Crystal structure of the FimD usher bound to its cognate FimC:FimH substrate

Type 1 pili are the archetypal representative of a widespread class of adhesive multisubunit fibres in Gram-negative bacteria. During pilus assembly, subunits dock as chaperone-bound complexes to an usher, which catalyzes their polymerization and mediates pilus translocation across the outer membrane. We report the crystal structure of the full-length FimD usher bound to the FimC:FimH chaperone:adhesin complex and that of the unbound form of the FimD translocation domain. The FimD:FimC:FimH structure shows FimH inserted inside the FimD 24-stranded β-barrel translocation channel. FimC:FimH is held in place through interactions with the two C-terminal periplasmic domains of FimD, a binding mode confirmed in solution by electron paramagnetic resonance spectroscopy.
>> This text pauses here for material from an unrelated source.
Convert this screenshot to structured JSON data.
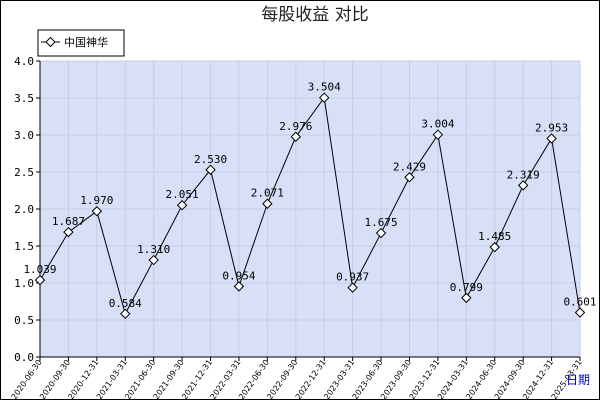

To accommodate FimH, the usher plug domain is displaced from the barrel lumen to the periplasm, concomitant with a dramatic conformational change in the β-barrel. The N-terminal domain of FimD is observed in an ideal position to catalyse incorporation of a newly recruited chaperone:subunit complex. The FimD:FimC:FimH structure provides unique insights into the pilus subunit incorporation cycle, and captures the first view of a protein transporter in the act of secreting its cognate substrate.